You want a side of highs with that?
Two Long Island jerks turned a local jerk-chicken restaurant into a drug takeout spot — using phony soda cans to hand off cocaine to customers, officials said.
Carlton Williams, 58, and Rohan Rose, 47, turned Stop n Nyamm into a drive-through narcotics den between January and February as they covertly sold cocaine and fentanyl, Suffolk County District Attorney Ray Tierney announced Wednesday.
Williams is the listed owner of the Jamaican eatery, where cops claim the jerk-pushing duo turned into drug-pushers.
“A restaurant is a place where people come together over a meal, not a place where deadly drugs like cocaine and fentanyl should allegedly be bought and sold,” Tierney said.

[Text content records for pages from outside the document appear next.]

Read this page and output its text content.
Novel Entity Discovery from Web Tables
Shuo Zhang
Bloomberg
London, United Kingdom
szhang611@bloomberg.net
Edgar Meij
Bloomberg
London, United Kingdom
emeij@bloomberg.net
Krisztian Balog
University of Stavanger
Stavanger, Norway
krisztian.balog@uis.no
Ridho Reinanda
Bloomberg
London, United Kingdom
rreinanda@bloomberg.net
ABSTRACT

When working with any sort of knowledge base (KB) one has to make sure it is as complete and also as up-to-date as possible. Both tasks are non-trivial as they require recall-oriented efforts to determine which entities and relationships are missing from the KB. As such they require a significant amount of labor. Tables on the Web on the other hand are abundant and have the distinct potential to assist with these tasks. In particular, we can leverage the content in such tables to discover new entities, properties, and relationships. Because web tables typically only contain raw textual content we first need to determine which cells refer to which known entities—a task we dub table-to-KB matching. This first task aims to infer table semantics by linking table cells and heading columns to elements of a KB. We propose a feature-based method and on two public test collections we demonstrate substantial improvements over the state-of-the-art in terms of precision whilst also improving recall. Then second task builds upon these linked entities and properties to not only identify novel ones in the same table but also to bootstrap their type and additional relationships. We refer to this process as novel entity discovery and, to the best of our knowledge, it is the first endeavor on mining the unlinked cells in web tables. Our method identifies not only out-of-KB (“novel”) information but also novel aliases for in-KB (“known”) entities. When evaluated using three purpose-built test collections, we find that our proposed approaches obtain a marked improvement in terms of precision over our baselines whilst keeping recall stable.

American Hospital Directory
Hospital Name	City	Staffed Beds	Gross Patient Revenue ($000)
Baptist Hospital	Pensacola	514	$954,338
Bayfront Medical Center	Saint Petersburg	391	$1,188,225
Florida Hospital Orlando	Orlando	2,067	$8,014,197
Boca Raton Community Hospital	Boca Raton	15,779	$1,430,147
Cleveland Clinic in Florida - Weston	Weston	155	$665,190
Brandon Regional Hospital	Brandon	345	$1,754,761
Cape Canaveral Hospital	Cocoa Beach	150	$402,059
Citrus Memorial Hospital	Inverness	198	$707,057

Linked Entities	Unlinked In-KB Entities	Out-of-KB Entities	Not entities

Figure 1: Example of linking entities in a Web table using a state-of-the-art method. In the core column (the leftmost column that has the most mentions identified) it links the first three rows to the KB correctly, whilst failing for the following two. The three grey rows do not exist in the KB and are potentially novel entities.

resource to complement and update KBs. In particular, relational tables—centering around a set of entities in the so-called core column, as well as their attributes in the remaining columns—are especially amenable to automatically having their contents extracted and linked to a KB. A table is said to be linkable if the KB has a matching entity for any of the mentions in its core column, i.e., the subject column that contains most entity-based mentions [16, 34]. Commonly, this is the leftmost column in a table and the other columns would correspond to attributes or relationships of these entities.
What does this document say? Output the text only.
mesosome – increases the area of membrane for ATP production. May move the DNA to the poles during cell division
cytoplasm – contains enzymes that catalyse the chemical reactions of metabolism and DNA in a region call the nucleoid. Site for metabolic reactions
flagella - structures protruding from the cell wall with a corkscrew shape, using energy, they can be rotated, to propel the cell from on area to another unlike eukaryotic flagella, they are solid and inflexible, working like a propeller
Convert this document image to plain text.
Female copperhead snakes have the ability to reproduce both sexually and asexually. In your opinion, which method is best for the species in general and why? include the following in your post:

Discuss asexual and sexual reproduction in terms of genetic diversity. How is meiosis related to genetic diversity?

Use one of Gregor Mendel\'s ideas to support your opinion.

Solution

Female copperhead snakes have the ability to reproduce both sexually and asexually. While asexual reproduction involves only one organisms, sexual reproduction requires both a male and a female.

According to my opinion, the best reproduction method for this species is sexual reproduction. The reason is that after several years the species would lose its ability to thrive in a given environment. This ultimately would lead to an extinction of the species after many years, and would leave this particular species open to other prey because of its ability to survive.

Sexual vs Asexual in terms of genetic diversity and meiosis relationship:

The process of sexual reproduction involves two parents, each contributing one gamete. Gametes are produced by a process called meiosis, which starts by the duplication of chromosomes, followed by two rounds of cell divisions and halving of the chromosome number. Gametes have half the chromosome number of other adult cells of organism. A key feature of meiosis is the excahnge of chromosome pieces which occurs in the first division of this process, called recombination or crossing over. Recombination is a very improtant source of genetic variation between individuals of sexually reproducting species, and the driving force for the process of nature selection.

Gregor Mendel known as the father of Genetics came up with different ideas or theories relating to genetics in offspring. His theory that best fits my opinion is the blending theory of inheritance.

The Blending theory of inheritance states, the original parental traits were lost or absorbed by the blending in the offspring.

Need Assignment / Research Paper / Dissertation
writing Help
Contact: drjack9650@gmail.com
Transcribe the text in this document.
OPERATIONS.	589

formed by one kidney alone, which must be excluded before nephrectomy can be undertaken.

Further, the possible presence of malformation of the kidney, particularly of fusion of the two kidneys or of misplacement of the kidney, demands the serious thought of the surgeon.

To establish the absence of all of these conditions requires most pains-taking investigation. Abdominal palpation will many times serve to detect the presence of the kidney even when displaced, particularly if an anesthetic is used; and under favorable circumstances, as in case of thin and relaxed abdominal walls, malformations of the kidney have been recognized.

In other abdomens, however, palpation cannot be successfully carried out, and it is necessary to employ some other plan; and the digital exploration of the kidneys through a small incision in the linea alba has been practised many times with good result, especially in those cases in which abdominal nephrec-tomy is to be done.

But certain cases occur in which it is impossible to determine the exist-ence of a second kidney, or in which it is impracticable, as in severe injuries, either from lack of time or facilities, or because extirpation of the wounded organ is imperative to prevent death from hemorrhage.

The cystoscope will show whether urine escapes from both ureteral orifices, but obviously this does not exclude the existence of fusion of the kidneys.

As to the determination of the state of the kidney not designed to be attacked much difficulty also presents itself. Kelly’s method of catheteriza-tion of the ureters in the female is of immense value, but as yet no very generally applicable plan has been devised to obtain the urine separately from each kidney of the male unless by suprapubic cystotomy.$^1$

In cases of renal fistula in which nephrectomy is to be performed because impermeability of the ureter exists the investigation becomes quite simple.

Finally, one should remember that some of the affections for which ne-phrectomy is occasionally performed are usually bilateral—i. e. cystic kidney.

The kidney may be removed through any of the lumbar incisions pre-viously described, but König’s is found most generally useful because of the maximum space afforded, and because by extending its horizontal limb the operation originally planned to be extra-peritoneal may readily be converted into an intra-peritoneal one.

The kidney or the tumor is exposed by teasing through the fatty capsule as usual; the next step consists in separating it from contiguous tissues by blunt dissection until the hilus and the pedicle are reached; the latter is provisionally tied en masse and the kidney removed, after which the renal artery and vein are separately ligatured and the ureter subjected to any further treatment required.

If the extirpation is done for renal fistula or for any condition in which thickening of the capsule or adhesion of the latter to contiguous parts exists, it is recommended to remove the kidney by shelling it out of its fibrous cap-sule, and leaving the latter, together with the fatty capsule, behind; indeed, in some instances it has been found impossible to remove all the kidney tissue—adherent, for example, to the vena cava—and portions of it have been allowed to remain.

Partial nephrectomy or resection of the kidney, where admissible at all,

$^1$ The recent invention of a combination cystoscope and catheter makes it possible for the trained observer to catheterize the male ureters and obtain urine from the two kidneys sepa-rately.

“These defendants allegedly did just that, turning a community gathering spot into a drug distribution operation,” he added.
The operation fell apart when an undercover officer allegedly bought cocaine from Williams several times.
The officer made one purchase inside the restaurant and witnessed the cook retrieving the drug from fake soda cans with false bottoms stashed beneath the counter, prosecutors said. Cops wouldn’t say if the coke was stashed in Coke cans or other brands.
On at least one occasion, Williams allegedly tapped Rose — his nephew and a Stop n Nyamm employee — to complete a deal on his behalf.
When investigators searched the restaurant and Williams’ apartment in February, they found the operation ran far deeper than the lunch counter.
Authorities found about one and a half ounces of cocaine and two ounces of fentanyl, much of it already packaged and ready to be sold individually, along with several more false-bottom cans and $1,500 in cash, according to the DA.
Officers then searched Williams’ apartment and found roughly a kilo and a half of cocaine, a half kilo of fentanyl, more than $39,000 in cash — and a full distribution setup including blenders, hydraulic presses, cutting agents, and digital scales, the DA said.
In Rose’s bedroom, cops allegedly found three extended ammo magazines capable of holding more than 10 bullets each.
Williams was arraigned Monday on 23 charges, including two Class A felony counts of Criminal Possession of a Controlled Substance in the First Degree. He was held on $2.5 million bail.
He faces up to 20 years if convicted on the top count and is set to return to court May 1.
His nephew was arraigned Wednesday on 11 counts, including weapon possession charges tied to the magazines, and held on $40,000 cash bail.
He faces up to nine years and is due back in court May 6.